Principles of pediatric lupus nephritis in a prospective contemporary multi-center cohort

• Published in: Lupus Vol. 30; no. 10; pp. 1660 - 1670
• Main Authors: Vazzana, Kathleen M, Daga, Ankana, Goilav, Beatrice, Ogbu, Ekemini A, Okamura, Daryl M, Park, Catherine, Sadun, Rebecca E, Smitherman, Emily A, Stotter, Brian R, Dasgupta, Abhijit, Knight, Andrea M, Hersh, Aimee O, Wenderfer, Scott E, Lewandowski, Laura B
• Format: Journal Article
• Language: English
• Published: London, England SAGE Publications 01.09.2021; Sage Publications Ltd
• Subjects: Age of Onset; Arthritis; Child; Children; Cohort Studies; Epidemiology; Humans; Immunotherapy; Induction therapy; Kidney - physiopathology; Kidney diseases; Literature reviews; Longitudinal Studies; Lupus; Lupus Erythematosus, Systemic; Lupus nephritis; Lupus Nephritis - drug therapy; Lupus Nephritis - epidemiology; Monoclonal antibodies; Nephritis; Patients; Pediatrics; Rituximab; Systemic lupus erythematosus; lupus nephritis; Pediatric lupus nephritis; pediatric rheumatology; childhood onset lupus
• ISSN: 0961-2033; 1477-0962; 1477-0962
• DOI: 10.1177/09612033211028658

Lupus nephritis (LN) is a life-threatening manifestation of systemic lupus erythematosus (SLE) and is more common in children than adults.
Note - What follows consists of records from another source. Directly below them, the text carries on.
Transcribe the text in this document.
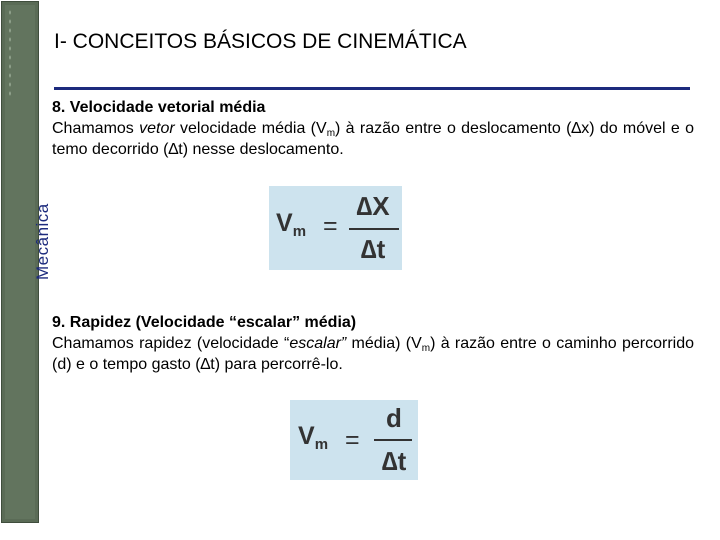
Mecânica
I- CONCEITOS BÁSICOS DE CINEMÁTICA
8. Velocidade vetorial média
Chamamos vetor velocidade média $(V_m)$ à razão entre o deslocamento (∆x) do móvel e o temo decorrido (∆t) nesse deslocamento.
$V_m$ =
∆X
∆t
9. Rapidez (Velocidade “escalar” média)
Chamamos rapidez (velocidade “escalar” média) $(V_m)$ à razão entre o caminho percorrido (d) e o tempo gasto (∆t) para percorrê-lo.
$V_m$ =
d
∆t
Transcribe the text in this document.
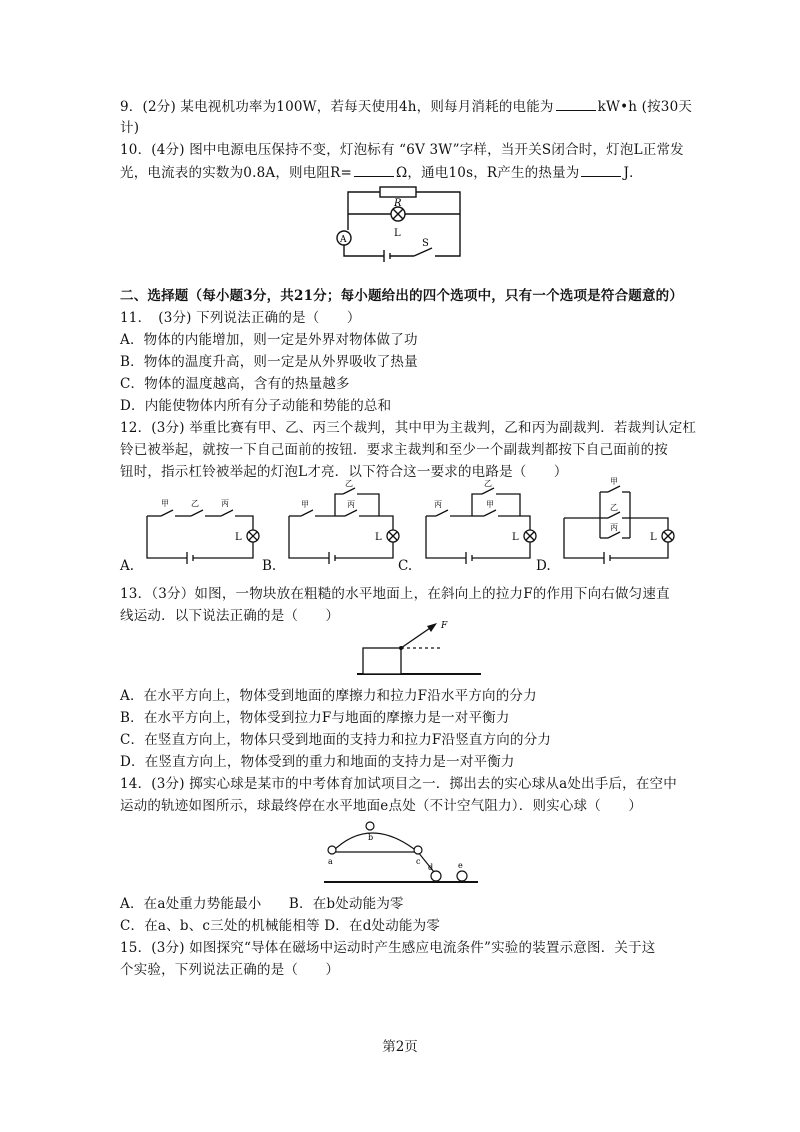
9．(2分) 某电视机功率为100W，若每天使用4h，则每月消耗的电能为	kW•h (按30天
计)
10．(4分) 图中电源电压保持不变，灯泡标有 “6V 3W”字样，当开关S闭合时，灯泡L正常发
光，电流表的实数为0.8A，则电阻R=	Ω，通电10s，R产生的热量为	J．
R
L
S
A
二、选择题（每小题3分，共21分；每小题给出的四个选项中，只有一个选项是符合题意的）
11．　(3分) 下列说法正确的是（　　）
A．物体的内能增加，则一定是外界对物体做了功
B．物体的温度升高，则一定是从外界吸收了热量
C．物体的温度越高，含有的热量越多
D．内能使物体内所有分子动能和势能的总和
12．(3分) 举重比赛有甲、乙、丙三个裁判，其中甲为主裁判，乙和丙为副裁判．若裁判认定杠
铃已被举起，就按一下自己面前的按钮．要求主裁判和至少一个副裁判都按下自己面前的按
钮时，指示杠铃被举起的灯泡L才亮．以下符合这一要求的电路是（　　）
甲	乙	丙
L
A.
甲
乙
丙
L
B.
丙
乙
甲
L
C.
甲
乙
丙
L
D.
13．（3分）如图，一物块放在粗糙的水平地面上，在斜向上的拉力F的作用下向右做匀速直
线运动．以下说法正确的是（　　）
F
A．在水平方向上，物体受到地面的摩擦力和拉力F沿水平方向的分力
B．在水平方向上，物体受到拉力F与地面的摩擦力是一对平衡力
C．在竖直方向上，物体只受到地面的支持力和拉力F沿竖直方向的分力
D．在竖直方向上，物体受到的重力和地面的支持力是一对平衡力
14．(3分) 掷实心球是某市的中考体育加试项目之一．掷出去的实心球从a处出手后，在空中
运动的轨迹如图所示，球最终停在水平地面e点处（不计空气阻力）．则实心球（　　）
a
b
c
d	e
A．在a处重力势能最小　　B．在b处动能为零
C．在a、b、c三处的机械能相等 D．在d处动能为零
15．(3分) 如图探究“导体在磁场中运动时产生感应电流条件”实验的装置示意图．关于这
个实验，下列说法正确的是（　　）
第2页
The epidemiology and management of childhood-onset SLE (cSLE) have changed over time, prompting the need to reassess expected outcomes. The purpose of this study is to use the Childhood Arthritis and Rheumatology Research Alliance (CARRA) prospective registry to validate historical principles of LN in a contemporary, real-world cohort. After an extensive literature review, six principles of LN in cSLE were identified. The CARRA registry was queried to evaluate these principles in determining the rate of LN in cSLE, median time from cSLE diagnosis to LN, short-term renal outcomes, and frequency of rituximab as an induction therapy. Of the 677 cSLE patients in the CARRA registry, 32% had documented LN. Decline in kidney function was more common in Black cSLE patients than non-Black patients (p = 0.04). Black race was associated with worse short-term renal outcomes. In short-term follow up, most children with LN had unchanged or improved kidney function, and end stage kidney disease (ESKD) was rare. Ongoing follow-up of cSLE patients in the CARRA registry will be necessary to evaluate long-term outcomes to inform risk, management, and prognosis of LN in cSLE.